Por tanto, el Consejo Constitucional ha rechazado con desdén todas las objeciones a la obligación de contar con un pase sanitario para determinados sectores contemplados en la ley votada en el parlamento. No se ha modificado más que una única disposición, la que autorizaba la rescisión anticipada de los contratos de duración determinada (CDD). Finalmente, estos contratos quedaran en suspenso si no se presenta el pase sanitario, como en el caso de los contratos indefinidos.

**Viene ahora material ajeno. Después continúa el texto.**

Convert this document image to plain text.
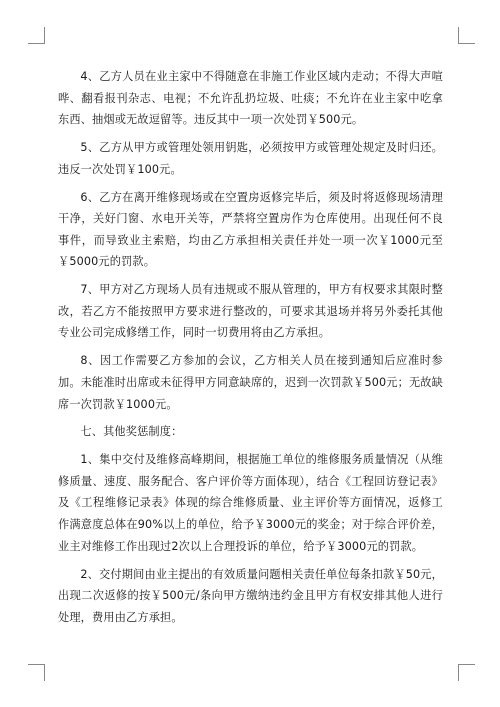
4、乙方人员在业主家中不得随意在非施工作业区域内走动；不得大声喧哗、翻看报刊杂志、电视；不允许乱扔垃圾、吐痰；不允许在业主家中吃拿东西、抽烟或无故逗留等。违反其中一项一次处罚￥500元。

5、乙方从甲方或管理处领用钥匙，必须按甲方或管理处规定及时归还。违反一次处罚￥100元。

6、乙方在离开维修现场或在空置房返修完毕后，须及时将返修现场清理干净，关好门窗、水电开关等，严禁将空置房作为仓库使用。出现任何不良事件，而导致业主索赔，均由乙方承担相关责任并处一项一次￥1000元至￥5000元的罚款。

7、甲方对乙方现场人员有违规或不服从管理的，甲方有权要求其限时整改，若乙方不能按照甲方要求进行整改的，可要求其退场并将另外委托其他专业公司完成修缮工作，同时一切费用将由乙方承担。

8、因工作需要乙方参加的会议，乙方相关人员在接到通知后应准时参加。未能准时出席或未征得甲方同意缺席的，迟到一次罚款￥500元；无故缺席一次罚款￥1000元。

七、其他奖惩制度：

1、集中交付及维修高峰期间，根据施工单位的维修服务质量情况（从维修质量、速度、服务配合、客户评价等方面体现），结合《工程回访登记表》及《工程维修记录表》体现的综合维修质量、业主评价等方面情况，返修工作满意度总体在90%以上的单位，给予￥3000元的奖金；对于综合评价差，业主对维修工作出现过2次以上合理投诉的单位，给予￥3000元的罚款。

2、交付期间由业主提出的有效质量问题相关责任单位每条扣款￥50元，出现二次返修的按￥500元/条向甲方缴纳违约金且甲方有权安排其他人进行处理，费用由乙方承担。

Pero lo esencial se mantiene. La jurisdicción constitucional ha validado plenamente disposiciones que la abogada especializada en derecho laboral, Michèle Bauer, en un texto del 19 de julio, califica de “peligrosa[s] e inquietante[s]”. Conviene precisar de entrada que la cuestión, en este caso, en realidad no es (únicamente) de índole sanitaria. No tiene que ver tanto con la lucha en torno a la vacuna, como con la elección de los medios empleados en el marco de la crisis sanitaria y de sus consecuencias para la relación entre el personal asalariado y las empresas y, más en general, entre capital y trabajo.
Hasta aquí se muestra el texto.